The smallest of youngsters will make their first steps into a world of exploration, creativity, intellectual development, social development and being influenced by an adult called teacher.
Older students are on the homestretch of their academic careers, anticipating being handed that document that proclaims they have taken on a major task and completed it.
With schooling comes not only academic training, but an opportunity to explore and plan ones future. Trying on different hats with each subject, rotating interests with new discoveries and ultimately asking, “What should I be when I grow up?”
Most of those teary-eyed parents will share their children’s aspirations. Some will wonder, perhaps more than in the past, if achieving goals will still be a realistic ideal when their little ones have tots of their own to prepare for school.
According to a Rasmussen Reports survey conducted in July, 65 percent of American adults do not expect today’s children to be better off than their parents.
We realize times have changed. Economic advancements and prosperity that turned the world on its ear in the 1950s became the standard by which baby boomers measured their own expectations of success.
Some individuals of generations since then made it to that classic comfort level of what became a model of the American dream. Some did not.
We all want to be successful. However, sometimes ideals, circumstances or just the hard knocks of life leave us wondering if the brass ring could ever be reached.
Others miss out on genuine success, because although they have material goods, they fail to appreciate what has been offered to them.

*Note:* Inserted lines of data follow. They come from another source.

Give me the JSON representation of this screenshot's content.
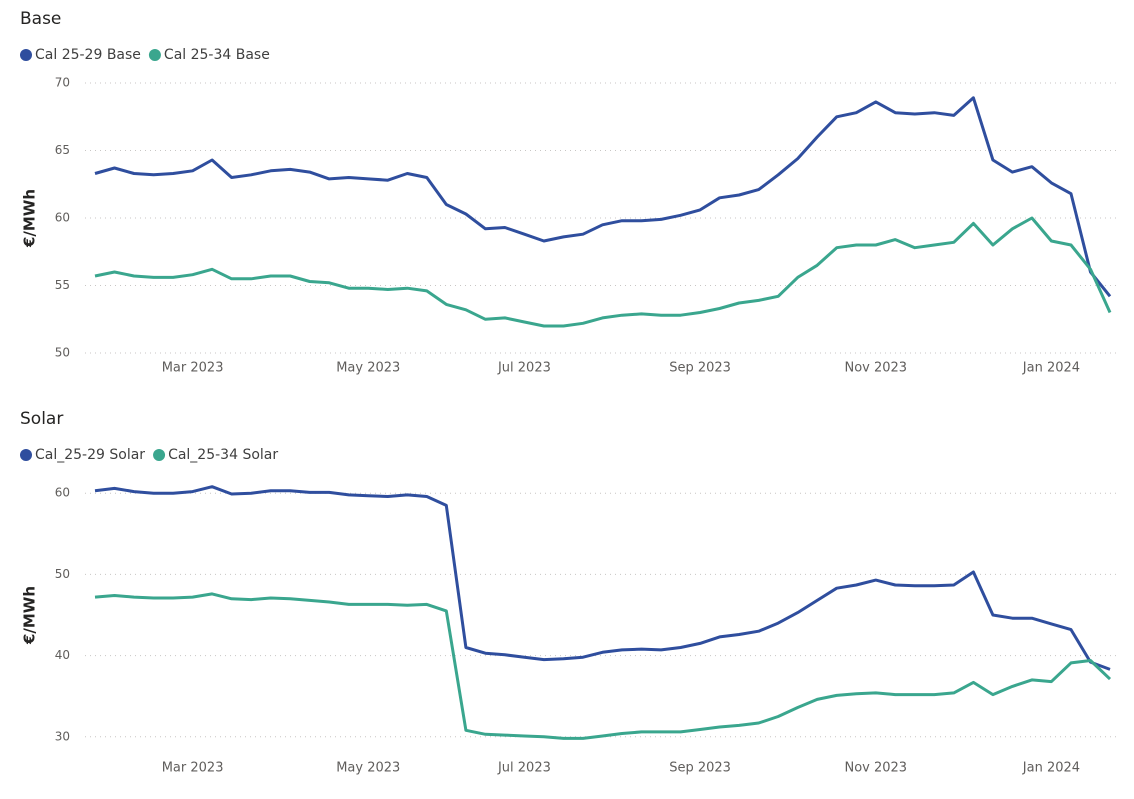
{
  "chart_data": [
    {
      "type": "line",
      "title": "Base",
      "y_label": "€/MWh",
      "categories": [
        null,
        null,
        null,
        null,
        null,
        "Mar 2023",
        null,
        null,
        null,
        null,
        null,
        null,
        null,
        null,
        "May 2023",
        null,
        null,
        null,
        null,
        null,
        null,
        null,
        "Jul 2023",
        null,
        null,
        null,
        null,
        null,
        null,
        null,
        null,
        "Sep 2023",
        null,
        null,
        null,
        null,
        null,
        null,
        null,
        null,
        "Nov 2023",
        null,
        null,
        null,
        null,
        null,
        null,
        null,
        null,
        "Jan 2024",
        null,
        null,
        null
      ],
      "series": [
        {
          "name": "Cal 25-29 Base",
          "color": "#2f4e9e",
          "values": [
            63.3,
            63.7,
            63.3,
            63.2,
            63.3,
            63.5,
            64.3,
            63.0,
            63.2,
            63.5,
            63.6,
            63.4,
            62.9,
            63.0,
            62.9,
            62.8,
            63.3,
            63.0,
            61.0,
            60.3,
            59.2,
            59.3,
            58.8,
            58.3,
            58.6,
            58.8,
            59.5,
            59.8,
            59.8,
            59.9,
            60.2,
            60.6,
            61.5,
            61.7,
            62.1,
            63.2,
            64.4,
            66.0,
            67.5,
            67.8,
            68.6,
            67.8,
            67.7,
            67.8,
            67.6,
            68.9,
            64.3,
            63.4,
            63.8,
            62.6,
            61.8,
            56.0,
            54.2
          ]
        },
        {
          "name": "Cal 25-34 Base",
          "color": "#3aa68e",
          "values": [
            55.7,
            56.0,
            55.7,
            55.6,
            55.6,
            55.8,
            56.2,
            55.5,
            55.5,
            55.7,
            55.7,
            55.3,
            55.2,
            54.8,
            54.8,
            54.7,
            54.8,
            54.6,
            53.6,
            53.2,
            52.5,
            52.6,
            52.3,
            52.0,
            52.0,
            52.2,
            52.6,
            52.8,
            52.9,
            52.8,
            52.8,
            53.0,
            53.3,
            53.7,
            53.9,
            54.2,
            55.6,
            56.5,
            57.8,
            58.0,
            58.0,
            58.4,
            57.8,
            58.0,
            58.2,
            59.6,
            58.0,
            59.2,
            60.0,
            58.3,
            58.0,
            56.2,
            53.0
          ]
        }
      ],
      "ylim": [
        50,
        70
      ],
      "yticks": [
        50,
        55,
        60,
        65,
        70
      ],
      "grid": true
    },
    {
      "type": "line",
      "title": "Solar",
      "y_label": "€/MWh",
      "categories": [
        null,
        null,
        null,
        null,
        null,
        "Mar 2023",
        null,
        null,
        null,
        null,
        null,
        null,
        null,
        null,
        "May 2023",
        null,
        null,
        null,
        null,
        null,
        null,
        null,
        "Jul 2023",
        null,
        null,
        null,
        null,
        null,
        null,
        null,
        null,
        "Sep 2023",
        null,
        null,
        null,
        null,
        null,
        null,
        null,
        null,
        "Nov 2023",
        null,
        null,
        null,
        null,
        null,
        null,
        null,
        null,
        "Jan 2024",
        null,
        null,
        null
      ],
      "series": [
        {
          "name": "Cal_25-29 Solar",
          "color": "#2f4e9e",
          "values": [
            60.3,
            60.6,
            60.2,
            60.0,
            60.0,
            60.2,
            60.8,
            59.9,
            60.0,
            60.3,
            60.3,
            60.1,
            60.1,
            59.8,
            59.7,
            59.6,
            59.8,
            59.6,
            58.5,
            41.0,
            40.3,
            40.1,
            39.8,
            39.5,
            39.6,
            39.8,
            40.4,
            40.7,
            40.8,
            40.7,
            41.0,
            41.5,
            42.3,
            42.6,
            43.0,
            44.0,
            45.3,
            46.8,
            48.3,
            48.7,
            49.3,
            48.7,
            48.6,
            48.6,
            48.7,
            50.3,
            45.0,
            44.6,
            44.6,
            43.9,
            43.2,
            39.2,
            38.3
          ]
        },
        {
          "name": "Cal_25-34 Solar",
          "color": "#3aa68e",
          "values": [
            47.2,
            47.4,
            47.2,
            47.1,
            47.1,
            47.2,
            47.6,
            47.0,
            46.9,
            47.1,
            47.0,
            46.8,
            46.6,
            46.3,
            46.3,
            46.3,
            46.2,
            46.3,
            45.5,
            30.8,
            30.3,
            30.2,
            30.1,
            30.0,
            29.8,
            29.8,
            30.1,
            30.4,
            30.6,
            30.6,
            30.6,
            30.9,
            31.2,
            31.4,
            31.7,
            32.5,
            33.6,
            34.6,
            35.1,
            35.3,
            35.4,
            35.2,
            35.2,
            35.2,
            35.4,
            36.7,
            35.2,
            36.2,
            37.0,
            36.8,
            39.1,
            39.4,
            37.1
          ]
        }
      ],
      "ylim": [
        28,
        62
      ],
      "yticks": [
        30,
        40,
        50,
        60
      ],
      "grid": true
    }
  ]
}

Any number of reasons could be offered as to why it seems so difficult to make ends meet compared to years ago. Those reasons, as disappointing as they might seem, fail to hit as hard as any attitude of defeat.
Many Americans built success from challenges of a degree most of us will never know. Hardship made them recognize opportunity.
Those who truly succeed do so because they refuse to measure themselves by another’s standard. They define success for themselves.
We believe our children still have an opportunity to have it better than we do. The first lesson needed at school and in the home is not to measure success by what one has, but by whom one is.